Wo bin ich noch nicht liebevoll mit mir selber?
Wo lasse ich beispielsweise destruktive Gedankengänge noch zu? Oder gehe über mich hinaus, in dem ich etwas tue, was ich gar nicht will oder was sich nicht gut anfühlt für mich?
Ich habe es immer in der Hand wie ich mich gerade fühle. Ich kann mich den äusseren Umständen hingeben und ich kann dem Gedankenkarussel in meinem Kopf die Zügel überlassen, oder ich hole mich bewusst da raus.
Nicht indem ich mich ablenke, sondern in dem ich hin fühle. Spüre was wirklich los ist bei mir und mich um mich kümmere.
Ich will auch mein Kind und meine Tiere führen. Soweit wie nötig und gleichzeitig auch freilassend. Sie sollen mir vertrauen können. Ich weiss, ich habe die Verantwortung als Erwachsene für mein Kind und meine Tiere. Ich sorge für sie.
Ich tue nichts, um irgendwen zu unterdrücken, sondern weil es manchmal Führung braucht und meine Aufgabe ist.

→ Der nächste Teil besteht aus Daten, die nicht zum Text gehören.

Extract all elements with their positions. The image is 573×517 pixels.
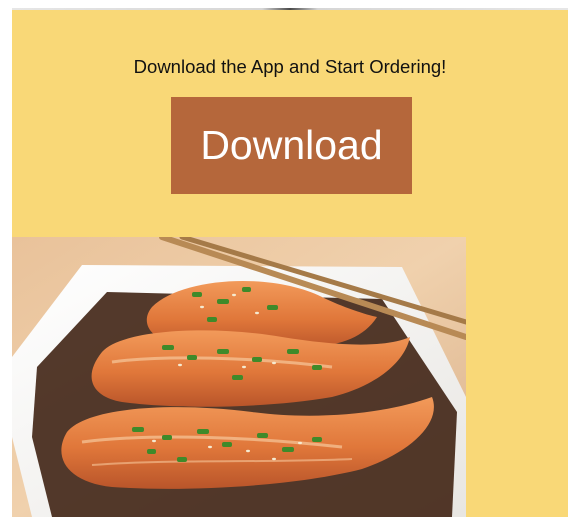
promo-headline: Download the App and Start Ordering!: [133, 56, 447, 77]
download-button[interactable]: Download: [171, 97, 412, 194]
salmon-dish-photo: [12, 237, 466, 517]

Ein Auto fährt auch nicht von selber, wenn es keinen Fahrer hat. Zudem gibt es einfach gewisse äussere Rahmenbedingungen. Kleinkinder wissen beispielsweise nicht von sich aus, dass ein Auto sie überfahren könnte. Auch mein Hund darf lernen mit mir angemessen durch Situationen gehen zu können.
Was mir dabei ganz wichtig ist - ich schaue immer darauf was mein Gegenüber mitbringt. Es käme mir nicht in den Sinn ein Tier oder Kind bewusst in eine Situation zu bringen, die es nicht meistern kann! So wie ich nicht mehr über mich selber drüber gehen mag, so sollen auch andere dies nicht tun müssen. Auch das hätte für mich nichts mit vertrauensvoller Führung zu tun.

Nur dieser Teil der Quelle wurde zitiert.